De afkomst van de heilige Nicolaas
Volgens de overleveringen is Sint Nicolaas terug te voeren op een bisschop uit de vierde eeuw uit Myra. Een toenmalige Romeinse provincie in het huidige Z.W. Turkije. Historische bewijzen over een Nicolaas van Myra zijn echter niet gevonden. Zijn naam staat niet op de lijst met aanwezigen van het door de Romeinse keizer Constantijn in 325 bijeengeroepen Concilie van Nicea, al werd beweerd dat hij dit bijwoonde. In 1959 werd hij door het Vaticaan van de liturgische kalender verwijderd. Wel zeker is dat in de zesde eeuw een eenvoudige monnik Nicolas leefde die zieken genas en als exorcist duivels wist uit te bannen.
De mythevorming rond welke Nicolaas ook raakte al snel wijd verbreid. Al in 550 werd hij heilig verklaard door orthodoxe kerk om zijn vele goede daden, vooral voor de armen, en voor de wonderen die hij had verricht. De al tijdens zijn leven zeer bekende en geliefde bisschop zou begraven zijn in Myra. In de 6e eeuw verrees rond dit graf een grote Nicolaas basiliek, al was het gebied al eeuwen in handen van de ongelovige Byzantijnen.
Aanvankelijk werd de Eerste Heilige na de Moeder Gods in toenemende mate alleen in het orthodoxe oosten van Europa geëerd, in het bijzonder in Griekenland en Rusland. Als patroonheilige van Rusland werd hij op talloze iconen afgebeeld. Meerdere tsaren droegen zijn naam. Sinds de 13e eeuw raakte St. Nicolaas als de schutspatroon van de zeevaarders ook wijdverbreid in de West-Europese kustnaties. In de 13e eeuw werd zijn naamdag vastgesteld op 6 december. Vanaf dat moment verspreidde zich de Nicolaasverering over heel Europa. Veel plaatsen kregen zijn naam of eren hem als schutspatroon, vooral havensteden. En steeds meer Nicolaas legenden kwamen in omloop. Maarten Luther probeerde in 1535 in protestantse gebieden de viering af te schaffen. Maar het bleef ook in niet-katholieke gebieden gewoon bestaan.
Bari
De populariteit van St. Nicolaas breidde zich mede snel uit door het intrigerende verhaal over de ontvoering van zijn vermeende stoffelijke resten.

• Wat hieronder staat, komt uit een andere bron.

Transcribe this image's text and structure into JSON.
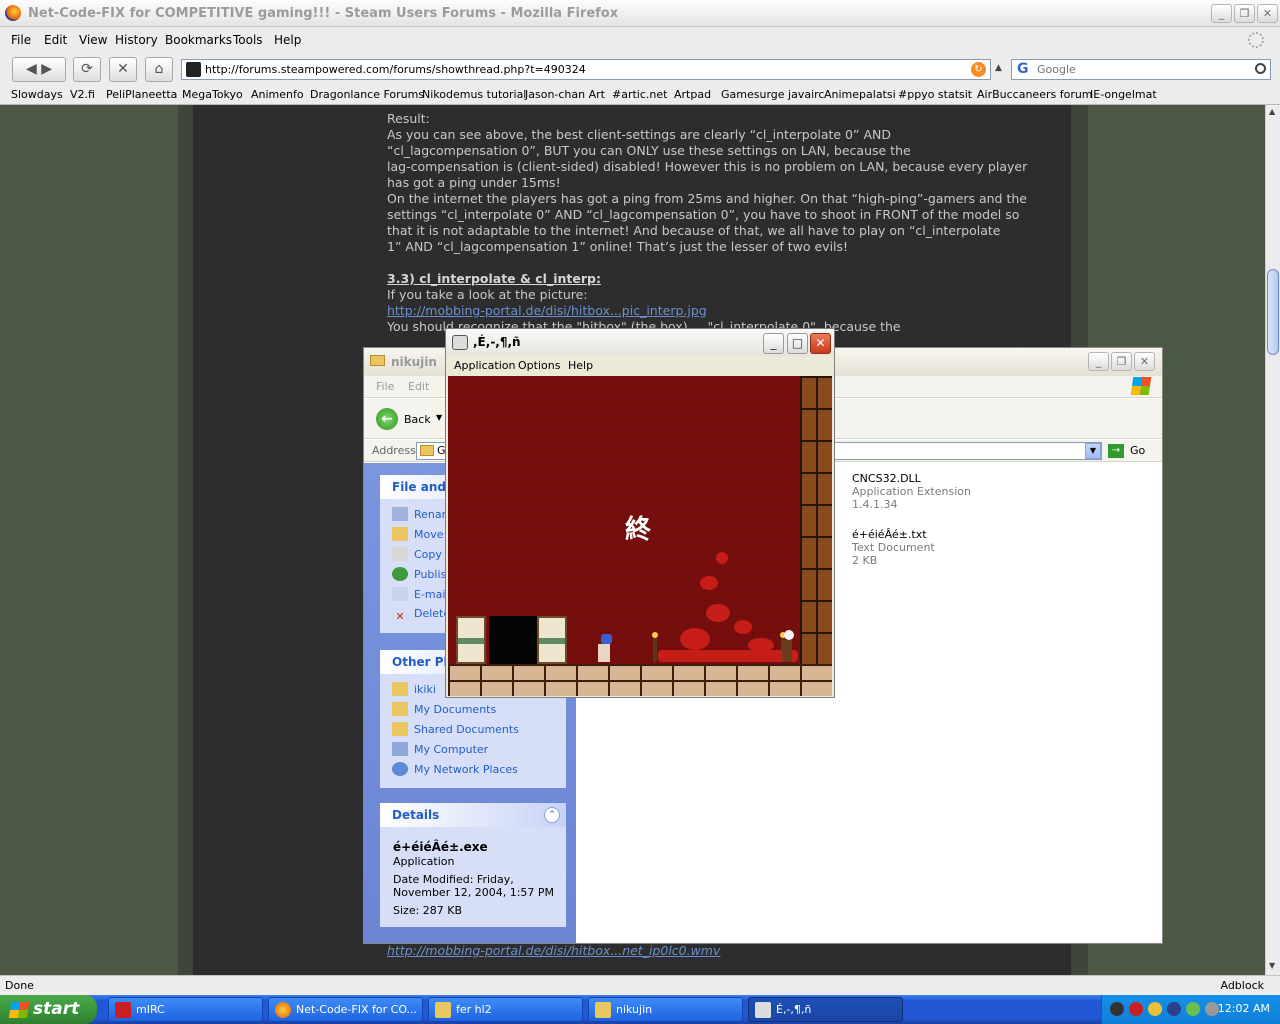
{
  "firefox": {
    "title": "Net-Code-FIX for COMPETITIVE gaming!!! - Steam Users Forums - Mozilla Firefox",
    "menu": [
      "File",
      "Edit",
      "View",
      "History",
      "Bookmarks",
      "Tools",
      "Help"
    ],
    "url": "http://forums.steampowered.com/forums/showthread.php?t=490324",
    "search_placeholder": "Google",
    "bookmarks": [
      "Slowdays",
      "V2.fi",
      "PeliPlaneetta",
      "MegaTokyo",
      "Animenfo",
      "Dragonlance Forums",
      "Nikodemus tutorial",
      "Jason-chan Art",
      "#artic.net",
      "Artpad",
      "Gamesurge javairc",
      "Animepalatsi",
      "#ppyo statsit",
      "AirBuccaneers forum",
      "IE-ongelmat"
    ],
    "status_left": "Done",
    "status_right": "Adblock"
  },
  "article": {
    "lines": [
      "Result:",
      "As you can see above, the best client-settings are clearly “cl_interpolate 0” AND",
      "“cl_lagcompensation 0”, BUT you can ONLY use these settings on LAN, because the",
      "lag-compensation is (client-sided) disabled! However this is no problem on LAN, because every player",
      "has got a ping under 15ms!",
      "On the internet the players has got a ping from 25ms and higher. On that “high-ping”-gamers and the",
      "settings “cl_interpolate 0” AND “cl_lagcompensation 0”, you have to shoot in FRONT of the model so",
      "that it is not adaptable to the internet! And because of that, we all have to play on “cl_interpolate",
      "1” AND “cl_lagcompensation 1” online! That’s just the lesser of two evils!"
    ],
    "section_header": "3.3) cl_interpolate & cl_interp:",
    "line_after_header": "If you take a look at the picture:",
    "link1": "http://mobbing-portal.de/disi/hitbox...pic_interp.jpg",
    "partial_line": "You should recognize that the \"hitbox\" (the box) ... \"cl_interpolate 0\", because the",
    "bottom_link": "http://mobbing-portal.de/disi/hitbox...net_ip0lc0.wmv"
  },
  "explorer": {
    "title": "nikujin",
    "menu": [
      "File",
      "Edit"
    ],
    "back_label": "Back",
    "address_label": "Address",
    "address_value": "G",
    "go_label": "Go",
    "tasks_header": "File and F",
    "tasks": [
      "Renar",
      "Move",
      "Copy",
      "Publis",
      "E-mail",
      "Delete"
    ],
    "other_header": "Other Pla",
    "other_places": [
      "ikiki",
      "My Documents",
      "Shared Documents",
      "My Computer",
      "My Network Places"
    ],
    "details_header": "Details",
    "details": {
      "name": "é+éiéÂé±.exe",
      "type": "Application",
      "modified": "Date Modified: Friday,",
      "modified2": "November 12, 2004, 1:57 PM",
      "size": "Size: 287 KB"
    },
    "files": [
      {
        "name": "CNCS32.DLL",
        "type": "Application Extension",
        "meta": "1.4.1.34"
      },
      {
        "name": "é+éiéÂé±.txt",
        "type": "Text Document",
        "meta": "2 KB"
      }
    ]
  },
  "game": {
    "title": ",É,-,¶,ñ",
    "menu": [
      "Application",
      "Options",
      "Help"
    ],
    "end_text": "終"
  },
  "taskbar": {
    "start_label": "start",
    "tasks": [
      "mIRC",
      "Net-Code-FIX for CO...",
      "fer hl2",
      "nikujin",
      "É,-,¶,ñ"
    ],
    "clock": "12:02 AM"
  },
  "colors": {
    "page_bg": "#4c5844",
    "content_bg": "#2d2d2d",
    "link": "#6a8fd0",
    "game_bg": "#750e0c",
    "xp_blue": "#2457d6"
  }
}
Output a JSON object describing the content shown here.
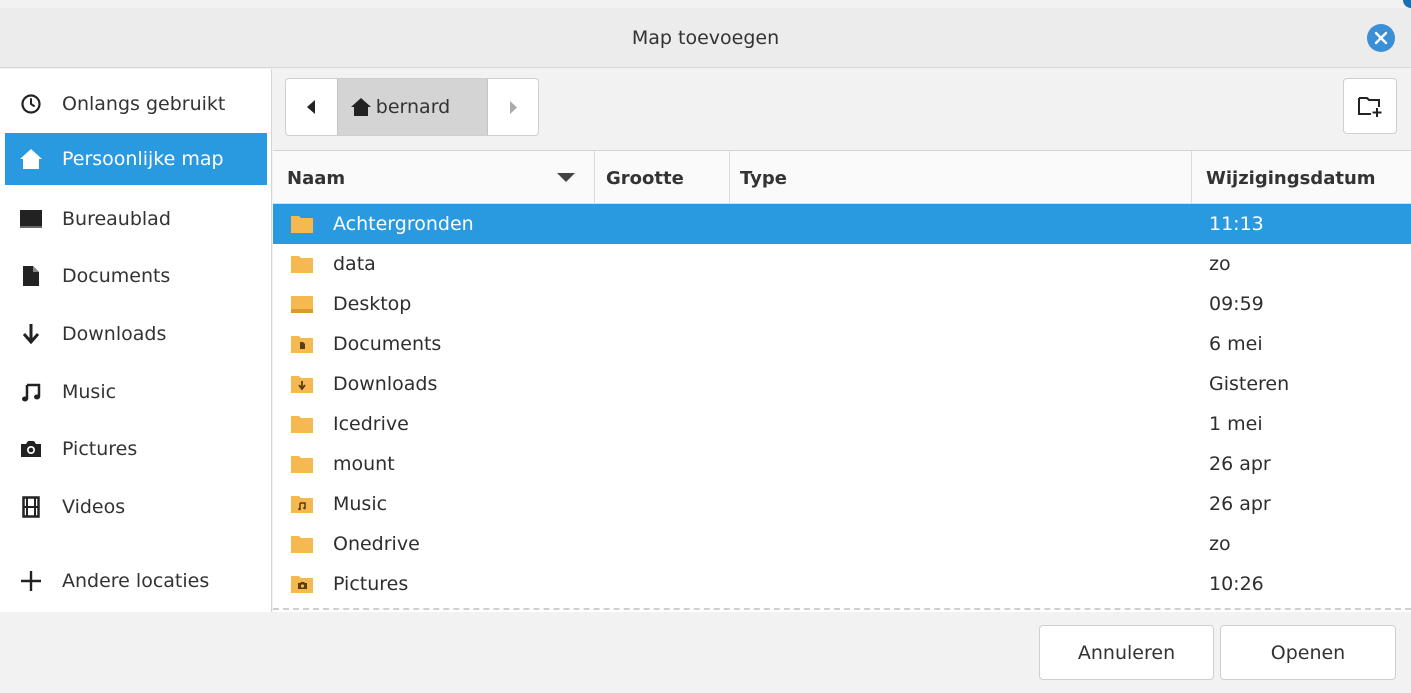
{
  "window": {
    "title": "Map toevoegen"
  },
  "sidebar": {
    "items": [
      {
        "label": "Onlangs gebruikt",
        "icon": "clock-icon"
      },
      {
        "label": "Persoonlijke map",
        "icon": "home-icon",
        "active": true
      },
      {
        "label": "Bureaublad",
        "icon": "desktop-icon"
      },
      {
        "label": "Documents",
        "icon": "document-icon"
      },
      {
        "label": "Downloads",
        "icon": "download-icon"
      },
      {
        "label": "Music",
        "icon": "music-icon"
      },
      {
        "label": "Pictures",
        "icon": "camera-icon"
      },
      {
        "label": "Videos",
        "icon": "film-icon"
      },
      {
        "label": "Andere locaties",
        "icon": "plus-icon"
      }
    ]
  },
  "pathbar": {
    "current": "bernard"
  },
  "columns": {
    "name": "Naam",
    "size": "Grootte",
    "type": "Type",
    "date": "Wijzigingsdatum"
  },
  "files": [
    {
      "name": "Achtergronden",
      "date": "11:13",
      "icon": "folder-icon",
      "selected": true
    },
    {
      "name": "data",
      "date": "zo",
      "icon": "folder-icon"
    },
    {
      "name": "Desktop",
      "date": "09:59",
      "icon": "desktop-folder-icon"
    },
    {
      "name": "Documents",
      "date": "6 mei",
      "icon": "documents-folder-icon"
    },
    {
      "name": "Downloads",
      "date": "Gisteren",
      "icon": "downloads-folder-icon"
    },
    {
      "name": "Icedrive",
      "date": "1 mei",
      "icon": "folder-icon"
    },
    {
      "name": "mount",
      "date": "26 apr",
      "icon": "folder-icon"
    },
    {
      "name": "Music",
      "date": "26 apr",
      "icon": "music-folder-icon"
    },
    {
      "name": "Onedrive",
      "date": "zo",
      "icon": "folder-icon"
    },
    {
      "name": "Pictures",
      "date": "10:26",
      "icon": "pictures-folder-icon"
    }
  ],
  "footer": {
    "cancel": "Annuleren",
    "open": "Openen"
  },
  "colors": {
    "accent": "#2a9ae0",
    "folder": "#f5b94f",
    "close": "#3a8fd6"
  }
}
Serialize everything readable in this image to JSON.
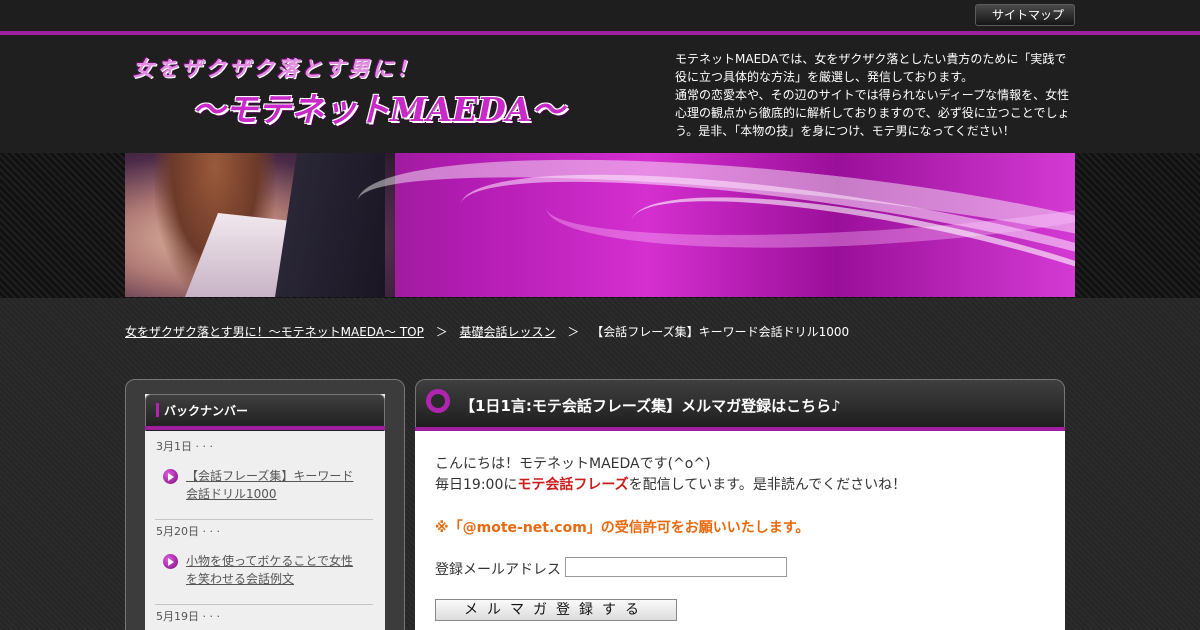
{
  "header": {
    "sitemap_label": "サイトマップ",
    "logo_line1": "女をザクザク落とす男に！",
    "logo_line2": "～モテネットMAEDA～",
    "intro_lines": [
      "モテネットMAEDAでは、女をザクザク落としたい貴方のために「実践で",
      "役に立つ具体的な方法」を厳選し、発信しております。",
      "通常の恋愛本や、その辺のサイトでは得られないディープな情報を、女性",
      "心理の観点から徹底的に解析しておりますので、必ず役に立つことでしょ",
      "う。是非、「本物の技」を身につけ、モテ男になってください！"
    ]
  },
  "breadcrumb": {
    "home": "女をザクザク落とす男に！～モテネットMAEDA～ TOP",
    "category": "基礎会話レッスン",
    "current": "【会話フレーズ集】キーワード会話ドリル1000",
    "separator": "＞"
  },
  "sidebar": {
    "title": "バックナンバー",
    "items": [
      {
        "date": "3月1日 · · ·",
        "title_lines": [
          "【会話フレーズ集】キーワード",
          "会話ドリル1000"
        ]
      },
      {
        "date": "5月20日 · · ·",
        "title_lines": [
          "小物を使ってボケることで女性",
          "を笑わせる会話例文"
        ]
      },
      {
        "date": "5月19日 · · ·",
        "title_lines": []
      }
    ]
  },
  "main": {
    "title": "【1日1言:モテ会話フレーズ集】メルマガ登録はこちら♪",
    "greeting": "こんにちは！モテネットMAEDAです(^o^)",
    "schedule_prefix": "毎日19:00に",
    "schedule_highlight": "モテ会話フレーズ",
    "schedule_suffix": "を配信しています。是非読んでくださいね！",
    "notice": "※「@mote-net.com」の受信許可をお願いいたします。",
    "email_label": "登録メールアドレス",
    "email_value": "",
    "submit_label": "メルマガ登録する"
  },
  "colors": {
    "accent": "#9e1fa0",
    "highlight": "#cc1b1b",
    "notice": "#e8690f"
  }
}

Tijdens de kruistochten belandde een schip uit het Zuid-Italiaanse Bari in het toen nog direct aan zee gelegen islamitische Myra. Na het bijwonen van de mis in de grote basiliek overmeesterden de 62 matrozen de priester en de monniken die de heilige tombe beschermden en roofden het grootste deel van de heilige botten. De grafschenners werden op 9 mei 1087 bij terugkomst in Bari (regio Apulië, in hak van de laars van Italië) met groot gejuich begroet.
Die gebeurtenis wordt jaarlijks in Bari op 7, 8 en 9 mei nog steeds groots gevierd. Met onder meer de terugkeer over zee van een middeleeuws Nicolaas icoon en vervolgens een processie met veel lichtjes en vuurwerk tot slot.
Ook wordt wel verhaald dat edelmannen uit Venetië de beenderen van Nicolaas uit Myra weghaalden uit angst dat de islamitische bezetters ze zouden vernietigen, Het merendeel kwam ook volgens deze versie van het verhaal in Bari terecht. Italianen spreken hoe dan over een reddingsactie, in Myra echter beschouwd als roof.
Nederland
Al in de 8e eeuw bracht L(i)udger(us), de bisschop van Munster die preekte in Friesland en Groningen, de Nicolaas verering naar ons land. Ook hier verrezen talloze Nicolaaskerken en -parochies, de oudste vooral in het noorden, verscheen zijn beeltenis in het gemeentewapen, in afbeeldingen in de kerken, op gevelstenen of als boegbeeld van een schip.
Nicolaas is onder meer de schutspatroon van de havenstad Amsterdam, waar in de loop de eeuwen meerdere Nicolaas kapellen en kerken verrezen. In de nog grotendeels heidense 8e eeuw was hij de schutspatroon van een eerste, houten Nicolaas kerk.
Op de plek van een kleine houten kapel uit de 13e eeuw werd aan het begin van de 14e eeuw de grote kerk aan het huidige Oudekerksplein gewijd aan de heilige Nicolaas. In de 15e eeuw bleef deze de hoofdkerk van Amsterdam. Op 26 mei 1578 grepen de calvinisten de macht, zetten de roomse stadsregering af, en doopten de oudste parochiekerk van de stad om tot Oude Kerk.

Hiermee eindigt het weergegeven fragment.